The bigger point is that adding more independent data usually beats out designing increasingly better, but only incrementally better, algorithms.

Another example of this comes from Google. Many people mistakenly believe the success of Google is predicated on their brilliant algorithms, namely PageRank. The truth is the innovation lies in the dual recognition that hyperlinks were an important measure of popularity and that anchortext in the web index should weight the page title. Previous search engines had only used the text of the web pages themselves, so the addition of these two data sets rocketed Google’s search up the leaderboard.

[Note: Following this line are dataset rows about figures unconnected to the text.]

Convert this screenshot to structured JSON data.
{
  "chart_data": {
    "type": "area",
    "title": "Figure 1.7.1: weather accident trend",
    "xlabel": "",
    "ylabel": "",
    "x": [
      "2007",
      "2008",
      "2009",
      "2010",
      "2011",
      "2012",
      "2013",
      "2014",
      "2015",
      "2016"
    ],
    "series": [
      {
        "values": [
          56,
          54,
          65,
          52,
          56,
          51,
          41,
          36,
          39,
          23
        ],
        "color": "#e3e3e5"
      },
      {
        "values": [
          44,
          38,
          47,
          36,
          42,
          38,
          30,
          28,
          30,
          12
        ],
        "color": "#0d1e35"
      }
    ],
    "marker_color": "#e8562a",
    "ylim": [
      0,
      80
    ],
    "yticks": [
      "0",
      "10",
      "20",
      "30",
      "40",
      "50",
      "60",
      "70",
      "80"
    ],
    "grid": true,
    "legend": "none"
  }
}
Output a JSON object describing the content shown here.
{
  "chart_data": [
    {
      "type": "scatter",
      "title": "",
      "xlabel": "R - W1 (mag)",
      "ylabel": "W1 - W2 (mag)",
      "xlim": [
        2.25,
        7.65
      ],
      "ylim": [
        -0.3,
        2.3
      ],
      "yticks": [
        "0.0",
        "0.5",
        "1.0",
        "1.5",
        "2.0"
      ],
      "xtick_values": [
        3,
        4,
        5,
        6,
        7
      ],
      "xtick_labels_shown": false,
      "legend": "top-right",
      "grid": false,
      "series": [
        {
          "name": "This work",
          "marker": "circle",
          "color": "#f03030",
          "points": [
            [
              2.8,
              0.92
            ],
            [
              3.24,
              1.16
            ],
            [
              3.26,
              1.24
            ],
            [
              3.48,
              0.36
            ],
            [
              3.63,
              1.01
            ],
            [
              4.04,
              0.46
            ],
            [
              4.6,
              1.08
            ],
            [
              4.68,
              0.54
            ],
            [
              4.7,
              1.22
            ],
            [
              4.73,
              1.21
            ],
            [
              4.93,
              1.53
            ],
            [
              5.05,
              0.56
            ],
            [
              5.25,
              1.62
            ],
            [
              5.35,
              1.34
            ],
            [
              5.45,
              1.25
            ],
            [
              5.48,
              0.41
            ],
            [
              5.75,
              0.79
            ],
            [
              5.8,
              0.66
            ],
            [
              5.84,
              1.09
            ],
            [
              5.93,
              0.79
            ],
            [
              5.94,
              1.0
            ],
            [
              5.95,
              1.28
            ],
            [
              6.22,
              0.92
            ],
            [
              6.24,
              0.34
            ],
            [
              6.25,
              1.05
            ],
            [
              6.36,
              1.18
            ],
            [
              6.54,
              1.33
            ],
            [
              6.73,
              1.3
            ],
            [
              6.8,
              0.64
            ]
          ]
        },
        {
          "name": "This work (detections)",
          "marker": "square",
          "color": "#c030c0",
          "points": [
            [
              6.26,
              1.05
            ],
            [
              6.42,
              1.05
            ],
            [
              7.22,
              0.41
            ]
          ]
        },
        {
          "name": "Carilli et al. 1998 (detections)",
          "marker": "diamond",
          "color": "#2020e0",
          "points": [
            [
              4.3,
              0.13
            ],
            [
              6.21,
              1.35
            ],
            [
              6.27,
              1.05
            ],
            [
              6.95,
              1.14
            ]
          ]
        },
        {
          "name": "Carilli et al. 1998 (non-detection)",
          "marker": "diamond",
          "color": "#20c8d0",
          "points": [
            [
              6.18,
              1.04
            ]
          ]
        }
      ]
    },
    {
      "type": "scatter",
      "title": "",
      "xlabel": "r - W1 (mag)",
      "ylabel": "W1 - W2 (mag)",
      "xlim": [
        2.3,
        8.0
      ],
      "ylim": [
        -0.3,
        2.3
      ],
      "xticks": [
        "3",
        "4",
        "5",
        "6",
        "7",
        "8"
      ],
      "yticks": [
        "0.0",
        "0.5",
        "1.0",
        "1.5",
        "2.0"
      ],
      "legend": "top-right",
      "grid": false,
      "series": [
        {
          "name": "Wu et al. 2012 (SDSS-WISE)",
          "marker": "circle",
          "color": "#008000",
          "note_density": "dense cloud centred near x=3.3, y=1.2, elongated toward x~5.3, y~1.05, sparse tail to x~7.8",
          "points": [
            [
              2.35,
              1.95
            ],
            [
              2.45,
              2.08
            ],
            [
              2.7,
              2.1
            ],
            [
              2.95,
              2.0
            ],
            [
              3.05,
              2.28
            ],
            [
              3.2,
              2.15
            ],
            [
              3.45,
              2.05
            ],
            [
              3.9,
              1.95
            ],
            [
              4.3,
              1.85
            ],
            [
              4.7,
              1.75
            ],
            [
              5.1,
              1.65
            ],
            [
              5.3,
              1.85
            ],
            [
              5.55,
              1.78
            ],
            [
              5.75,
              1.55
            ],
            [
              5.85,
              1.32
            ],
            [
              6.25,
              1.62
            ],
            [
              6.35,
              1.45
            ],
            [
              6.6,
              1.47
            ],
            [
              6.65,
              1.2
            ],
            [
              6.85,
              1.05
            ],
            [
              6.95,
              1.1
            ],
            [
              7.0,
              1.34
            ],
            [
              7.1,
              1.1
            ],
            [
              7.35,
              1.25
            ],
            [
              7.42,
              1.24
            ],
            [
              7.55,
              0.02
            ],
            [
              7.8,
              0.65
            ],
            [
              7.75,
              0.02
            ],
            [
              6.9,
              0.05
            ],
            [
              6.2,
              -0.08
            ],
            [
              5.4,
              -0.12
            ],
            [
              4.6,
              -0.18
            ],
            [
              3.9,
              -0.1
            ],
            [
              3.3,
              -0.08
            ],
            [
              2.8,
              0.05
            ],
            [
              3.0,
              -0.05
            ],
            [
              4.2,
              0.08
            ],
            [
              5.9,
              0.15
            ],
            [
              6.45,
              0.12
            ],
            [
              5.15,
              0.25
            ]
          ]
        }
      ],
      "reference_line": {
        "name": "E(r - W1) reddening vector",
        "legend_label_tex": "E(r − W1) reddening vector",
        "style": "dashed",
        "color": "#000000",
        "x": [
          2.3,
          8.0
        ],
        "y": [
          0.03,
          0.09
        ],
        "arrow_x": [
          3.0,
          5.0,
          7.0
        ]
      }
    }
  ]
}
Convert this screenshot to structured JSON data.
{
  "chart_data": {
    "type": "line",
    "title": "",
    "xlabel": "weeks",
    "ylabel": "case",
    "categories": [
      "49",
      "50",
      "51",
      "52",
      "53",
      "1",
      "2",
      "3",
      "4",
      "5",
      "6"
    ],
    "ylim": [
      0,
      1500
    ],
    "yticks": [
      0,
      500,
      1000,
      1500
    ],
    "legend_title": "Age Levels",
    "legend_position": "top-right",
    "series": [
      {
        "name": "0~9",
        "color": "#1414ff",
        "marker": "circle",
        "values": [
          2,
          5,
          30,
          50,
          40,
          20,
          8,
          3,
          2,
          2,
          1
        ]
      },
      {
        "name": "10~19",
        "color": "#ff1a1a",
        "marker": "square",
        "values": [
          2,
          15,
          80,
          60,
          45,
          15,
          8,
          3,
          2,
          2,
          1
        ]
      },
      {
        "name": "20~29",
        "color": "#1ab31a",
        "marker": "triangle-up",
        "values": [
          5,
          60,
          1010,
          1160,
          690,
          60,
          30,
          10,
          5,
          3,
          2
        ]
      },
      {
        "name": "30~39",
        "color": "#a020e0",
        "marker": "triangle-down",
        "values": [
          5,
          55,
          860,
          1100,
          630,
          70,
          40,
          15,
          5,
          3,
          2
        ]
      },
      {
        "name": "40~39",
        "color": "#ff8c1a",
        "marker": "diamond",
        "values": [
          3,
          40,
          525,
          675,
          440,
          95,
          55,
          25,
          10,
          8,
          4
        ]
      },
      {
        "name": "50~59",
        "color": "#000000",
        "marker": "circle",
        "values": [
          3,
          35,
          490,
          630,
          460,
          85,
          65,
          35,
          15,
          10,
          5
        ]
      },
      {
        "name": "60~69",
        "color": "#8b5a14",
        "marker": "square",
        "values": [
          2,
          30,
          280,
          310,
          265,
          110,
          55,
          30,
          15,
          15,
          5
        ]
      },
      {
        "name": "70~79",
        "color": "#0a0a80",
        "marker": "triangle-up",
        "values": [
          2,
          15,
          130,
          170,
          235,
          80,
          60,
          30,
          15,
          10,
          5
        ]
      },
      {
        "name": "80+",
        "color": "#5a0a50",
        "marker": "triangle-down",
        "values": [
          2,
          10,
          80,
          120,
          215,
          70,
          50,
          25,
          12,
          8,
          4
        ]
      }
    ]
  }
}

Another Google example is from Adwords - the keyword auction model. Overture popularized advertisers bidding on keywords but Google significantly improved the results by adding additional data: the click-through rate (CTR) on each ad. This change made Google’s ad marketplace much more efficient than Overture’s and again the point is the algorithm itself isn’t the key component but rather the addition of new data.

So we aren’t working on incrementally improving the algorithms around personalized search and recommendations for movies - we are working on adding more data, the right data, to fundamentally change the quality of those recommendations.

The obvious question remains: can’t Netflix do that also? they could, but they would have to radically change the information they collect from each user, on each users social circle, on each movie, and to top it all off develop the right algorithms. Still sound easy?